You are unusual in your group of friends that the bulk of them the woman earn more than men. Friends in couples from uni, previous work, DH's old rugby clubs, NCT groups, baby classes when I was on mat leave with DC1 etc, I only know 2 where the woman earns more. Even the most successful woman seem to have picked more successful and ambitious men.

The 2 I know who earn more, both are married to men working in the public services who are in roles where they are 'doing good' and it's more of a vocation.

I think the stats back up that my experience is much more normal, that woman tend to marry 'up' and that in most couples, the man is the greater earner. (this might also be linked to woman being more likely to date/marry a man who is older, if only 2-3 years older, by late 20s those 2-3 years can cover a large pay gaps even if your career paths are very similar)

soverylucky · 19/02/2015 15:14

This reply has been deleted

Message withdrawn at poster's request.

whodrankmycoffee · 19/02/2015 15:18

I am the opposite my female friends are the high earners on the whole which is perhaps why they see childcare as their responsibility

cailindana · 19/02/2015 15:18

Men already have the right to request a change in hours.

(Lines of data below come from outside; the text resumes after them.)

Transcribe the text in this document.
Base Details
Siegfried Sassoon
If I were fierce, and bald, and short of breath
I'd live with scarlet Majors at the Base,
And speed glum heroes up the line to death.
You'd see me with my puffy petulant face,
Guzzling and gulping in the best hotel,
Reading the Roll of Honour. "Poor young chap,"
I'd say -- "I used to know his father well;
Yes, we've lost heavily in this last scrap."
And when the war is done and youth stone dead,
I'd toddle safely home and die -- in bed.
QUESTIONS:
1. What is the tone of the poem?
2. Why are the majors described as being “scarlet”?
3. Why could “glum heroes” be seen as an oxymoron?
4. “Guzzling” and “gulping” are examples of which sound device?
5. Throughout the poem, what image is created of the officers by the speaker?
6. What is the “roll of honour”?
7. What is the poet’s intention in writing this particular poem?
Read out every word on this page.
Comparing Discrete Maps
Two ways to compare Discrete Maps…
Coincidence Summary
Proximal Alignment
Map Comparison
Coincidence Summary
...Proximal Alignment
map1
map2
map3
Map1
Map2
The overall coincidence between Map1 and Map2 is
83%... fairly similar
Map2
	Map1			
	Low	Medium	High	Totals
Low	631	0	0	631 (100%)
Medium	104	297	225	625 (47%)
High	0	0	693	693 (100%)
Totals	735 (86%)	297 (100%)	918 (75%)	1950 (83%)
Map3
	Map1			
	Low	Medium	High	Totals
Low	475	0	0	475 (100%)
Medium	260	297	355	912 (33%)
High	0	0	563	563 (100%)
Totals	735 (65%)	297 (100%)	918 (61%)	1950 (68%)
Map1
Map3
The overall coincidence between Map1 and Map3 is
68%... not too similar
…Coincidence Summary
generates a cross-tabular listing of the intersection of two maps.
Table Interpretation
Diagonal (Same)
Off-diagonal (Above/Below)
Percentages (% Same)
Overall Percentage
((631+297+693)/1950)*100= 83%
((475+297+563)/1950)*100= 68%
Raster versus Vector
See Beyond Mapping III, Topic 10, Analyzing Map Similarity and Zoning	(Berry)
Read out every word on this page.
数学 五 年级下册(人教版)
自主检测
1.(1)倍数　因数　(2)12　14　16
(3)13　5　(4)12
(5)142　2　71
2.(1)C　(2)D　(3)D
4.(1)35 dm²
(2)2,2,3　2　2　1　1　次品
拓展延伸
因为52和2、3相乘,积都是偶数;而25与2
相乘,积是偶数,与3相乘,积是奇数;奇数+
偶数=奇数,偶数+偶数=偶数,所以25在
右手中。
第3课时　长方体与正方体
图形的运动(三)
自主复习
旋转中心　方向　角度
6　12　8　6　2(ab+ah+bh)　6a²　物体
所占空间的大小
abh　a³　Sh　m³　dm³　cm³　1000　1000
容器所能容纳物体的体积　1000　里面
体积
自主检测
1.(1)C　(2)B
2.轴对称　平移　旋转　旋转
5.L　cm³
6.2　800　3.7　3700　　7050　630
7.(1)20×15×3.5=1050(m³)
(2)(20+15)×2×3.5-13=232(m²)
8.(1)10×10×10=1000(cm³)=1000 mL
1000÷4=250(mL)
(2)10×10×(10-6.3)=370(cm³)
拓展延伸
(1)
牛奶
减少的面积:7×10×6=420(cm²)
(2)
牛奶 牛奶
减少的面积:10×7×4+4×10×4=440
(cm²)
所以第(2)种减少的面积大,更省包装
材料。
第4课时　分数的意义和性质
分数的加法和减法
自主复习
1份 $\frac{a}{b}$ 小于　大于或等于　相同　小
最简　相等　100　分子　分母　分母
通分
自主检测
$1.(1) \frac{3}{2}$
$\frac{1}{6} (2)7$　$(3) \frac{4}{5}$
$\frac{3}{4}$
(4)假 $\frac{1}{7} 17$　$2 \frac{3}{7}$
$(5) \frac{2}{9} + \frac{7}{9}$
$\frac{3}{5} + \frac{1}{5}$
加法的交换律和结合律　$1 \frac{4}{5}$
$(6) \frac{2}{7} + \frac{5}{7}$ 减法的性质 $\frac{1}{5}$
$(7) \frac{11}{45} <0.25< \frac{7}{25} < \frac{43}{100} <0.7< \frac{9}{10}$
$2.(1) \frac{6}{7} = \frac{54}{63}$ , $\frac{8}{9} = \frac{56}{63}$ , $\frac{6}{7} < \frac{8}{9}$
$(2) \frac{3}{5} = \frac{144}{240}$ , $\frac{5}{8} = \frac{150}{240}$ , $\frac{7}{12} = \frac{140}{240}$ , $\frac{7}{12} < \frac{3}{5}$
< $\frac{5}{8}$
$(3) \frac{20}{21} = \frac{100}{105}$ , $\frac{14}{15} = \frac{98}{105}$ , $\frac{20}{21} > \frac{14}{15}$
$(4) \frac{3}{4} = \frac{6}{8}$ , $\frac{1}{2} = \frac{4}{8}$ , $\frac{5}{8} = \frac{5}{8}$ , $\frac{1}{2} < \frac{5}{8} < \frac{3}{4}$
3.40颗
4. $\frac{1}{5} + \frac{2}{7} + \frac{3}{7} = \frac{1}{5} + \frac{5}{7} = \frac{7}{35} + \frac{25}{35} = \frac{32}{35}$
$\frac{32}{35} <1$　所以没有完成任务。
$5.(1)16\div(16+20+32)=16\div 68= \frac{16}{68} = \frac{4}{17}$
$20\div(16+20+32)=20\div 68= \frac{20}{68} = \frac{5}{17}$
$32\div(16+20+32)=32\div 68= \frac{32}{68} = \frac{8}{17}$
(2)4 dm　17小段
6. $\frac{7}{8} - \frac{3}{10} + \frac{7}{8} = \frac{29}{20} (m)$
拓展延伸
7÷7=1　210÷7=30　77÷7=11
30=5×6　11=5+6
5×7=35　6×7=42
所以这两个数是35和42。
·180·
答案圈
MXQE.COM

They just don't.

DoingIt · 19/02/2015 15:22

coffee - I see what you said on mumsnet a lot, but don't follow it to be honest. Yes, we have a pool of money. But if I work, we need childcare - and the cost of childcare isn't covered by what i earn. If I don't work, we don't need childcare. The effect on the household income is less money overall if I am working.

I happen to earn less than DH - but it applies to the lowest earner's job whoever they are (which statistically is most likely to be the female)

whodrankmycoffee · 19/02/2015 15:25

I work in a male heavy area. In one office all sahm plus dad pulling crazy hours. In current job all the guys come in at ten two or three days a week to drop kids at school. It's just known and accepted so I think it is the culture of the office rather than men. At my first office it was a brave soul with no ambition who requested flex time. Current job the pa up to directors do it.

Takingthemickey · 19/02/2015 15:27

This marrying up by PP is interesting but I disagree. In many surveys on professional careers the number and status of men and women are usually equal with women outnumbering men in certain professions. However as progression happens the number of women in senior ranks reduce often due to women leaving work or reducing hours for childcare reasons. in those cases you can see why expectations that women look after children impacts on their earnings rather than a deliberate attempt to marry 'up'

cailindana · 19/02/2015 15:27

It's not so much the money as the responsibility Doing. If someone wants to be a SAHP, well and good, problem solved. But if both want to work then both need to make adjustments to make that work.